Thursday, January 10, 2008

Bavinck and Common Grace



I've been reading about Common Grace lately. It's a distinctive of reformed theology though it has other Protestant and Catholic parallels, such as Natural Theology, Natural Law, General Revelation. What the main difference is Common Grace's ability to escape a systematic definition. Some of the greatest proponents of Common Grace have maintained that they surely believe it exists, though they don't know exactly what it is. It arises naturally from experience. All around us we see people who do not live, at least confessedly, under God's special atoning grace. Yet, many of them are incredibly profound thinkers and artists. Their work and thought confesses aspects of a Christian world-view, though without the terms of the confessions and creeds. It also arises from the reformed theologians desire to maintain that everything good is God's free gift, that is, man not only did not merit it but God actively gave it. Further it avoids distinctions between nature and grace, which are common to other areas of theology. Common Grace theologians maintains it's not limited to the work of culture, but that even rain that waters crops is a common grace. Everything that prevents sin and promotes life which is not distinct to only those who live under God's Saving Grace could be called Common Grace. We find biblical support for such a theology in John 1:9 and Acts 17, as well as many other places in the Bible.

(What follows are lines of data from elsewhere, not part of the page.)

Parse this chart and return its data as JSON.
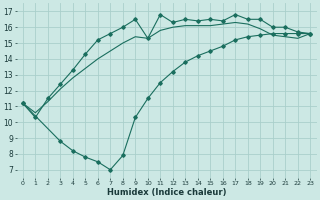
{
  "bg_color": "#cce8e4",
  "grid_color": "#aacfcb",
  "line_color": "#1a6e5e",
  "xlabel": "Humidex (Indice chaleur)",
  "xlim": [
    -0.5,
    23.5
  ],
  "ylim": [
    6.5,
    17.5
  ],
  "xticks": [
    0,
    1,
    2,
    3,
    4,
    5,
    6,
    7,
    8,
    9,
    10,
    11,
    12,
    13,
    14,
    15,
    16,
    17,
    18,
    19,
    20,
    21,
    22,
    23
  ],
  "yticks": [
    7,
    8,
    9,
    10,
    11,
    12,
    13,
    14,
    15,
    16,
    17
  ],
  "line_upper_x": [
    0,
    1,
    2,
    3,
    4,
    5,
    6,
    7,
    8,
    9,
    10,
    11,
    12,
    13,
    14,
    15,
    16,
    17,
    18,
    19,
    20,
    21,
    22,
    23
  ],
  "line_upper_y": [
    11.2,
    10.6,
    11.3,
    12.1,
    12.8,
    13.4,
    14.0,
    14.5,
    15.0,
    15.4,
    15.3,
    15.8,
    16.0,
    16.1,
    16.1,
    16.1,
    16.2,
    16.3,
    16.2,
    15.9,
    15.5,
    15.4,
    15.3,
    15.6
  ],
  "line_mid_x": [
    0,
    1,
    2,
    3,
    4,
    5,
    6,
    7,
    8,
    9,
    10,
    11,
    12,
    13,
    14,
    15,
    16,
    17,
    18,
    19,
    20,
    21,
    22,
    23
  ],
  "line_mid_y": [
    11.2,
    10.3,
    11.5,
    12.4,
    13.3,
    14.3,
    15.2,
    15.6,
    16.0,
    16.5,
    15.3,
    16.8,
    16.3,
    16.5,
    16.4,
    16.5,
    16.4,
    16.8,
    16.5,
    16.5,
    16.0,
    16.0,
    15.7,
    15.6
  ],
  "line_lower_x": [
    0,
    3,
    4,
    5,
    6,
    7,
    8,
    9,
    10,
    11,
    12,
    13,
    14,
    15,
    16,
    17,
    18,
    19,
    20,
    21,
    22,
    23
  ],
  "line_lower_y": [
    11.2,
    8.8,
    8.2,
    7.8,
    7.5,
    7.0,
    7.9,
    10.3,
    11.5,
    12.5,
    13.2,
    13.8,
    14.2,
    14.5,
    14.8,
    15.2,
    15.4,
    15.5,
    15.6,
    15.6,
    15.6,
    15.6
  ]
}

One of the greatest proponents of such a view is my man Herman Bavinck, the contemporary of Abraham Kuyper. Bavinck represents some of the best of Dutch Neo-Calvinism. Here are a couple quotes:

The three sisters, logic, physics, and ethics, are like the three wise men from the east, who came to worship Jesus in perfect wisdom


and

The good philosophical thoughts scattered through the pagan world receive in Christ their unity and center

6 comments:

mrteague said...

Bry,
Common grace resonates w/ me. The world is fallen but not satanic through & through. I think "fallen" describes something pure ruined by mixture rather than total depravity. God's image, though marred, is in man, & therefore in the world.

Bryan Halferty said...

"ruined by mixture" interesting... like things living outside of the God's created order? I heard recently a good description of "total depravity"--not in depth, as in the as depraved as possible, rather, effects all things and aspects of creation.

Also, you anticipated my paper I'm working on, it'll be on the Imago Dei and I'll post it--hopefully--within the next few weeks.

mrteague said...

Bry,

"Ruined by mixture": another way I've thought of it is taking a statue (image) and marring its face/appearance so that it no longer reflects what it was intended to. The image isn't completely destroyed but it doesn't fulfill its purpose either, which purpose consisted entirely in being a likeness. To illustrate this point one time while sharing at a homeless shelter, I began my message by spitting in a cup of water and then asking who wanted a drink. A little theatrical, but it got the point across. The cup contained mostly water, and just one glob of spit, but the whole cup was ruined for the purpose of drinking, and this reflects human nature...you get the picture...

Matt and Missy Kamps said...

I really love the doctrine of common grace too... especially because I grew up in the Dutch Reformed tradition. Teague, I like your analogy of the cup of water or the statue. The cup of water is the better of the two analogies and it gets to what I was thinking when I first read your post, Bryan. Common grace helps us to see the world as all a gift from God, including culture, agriculture, cities, what have you...but it may also tend to minimize the sin pollution found in these things. As praiseworthy as a glass of mostly pure water is (or the culture), it should be equally revolting and saddening to us to find out that the water is only mostly pure because Teague spit in it.
The goodness found in the original creation is superseded by the greater goodness of the new creation. Superseded is the wrong word.

Bryan Halferty said...

Here's what Graham Greene says about God's love, it reminded me of your analogy Teague. ‘Oh,’ the priest said, ‘that’s another thing altogether—God is love. I don’t say the heart doesn’t feel a taste of it, but what a taste. The smallest glass of love mixed with a pint pot of ditch-water. We wouldn’t recognize that love. It might even look like hate. It would be enough to scare us—God’s love. It set fire to a bush in the desert, didn’t it, and smashed open graves and set the dead walking in the dark? Oh, a man like me would run a mile to get away if he felt that love around.' "
--The priest in Graham Greene's The Power and the Glory

Chiastych said...

Thanks for the lead on Bavnick Bryan! Yes, Graham Greene's Whiskey Priest. Also Walker Percy's Manic Priest (Thanatos Syndrome)and searching depressives (Moviegoer, The Last Gentleman, The Second Coming, Lancelot) and bad Catholics (Love in the Ruins)come to mind; Also poets like W.H. Auden and Dylan Thomas; and musicians like Benjamin Britten--to name just a few more 20thC. examples: the glory they unveil in spite of their wretchedness hints to me that seeking sinners are often better able to expose God's Grace than the self-conscious, trim-n-tidies whose identity and energies are restricted to the comforts of the four-walled fold. Yes, God's love is foreign and untamed; it should be enough to terrify us before it exorcises our fear.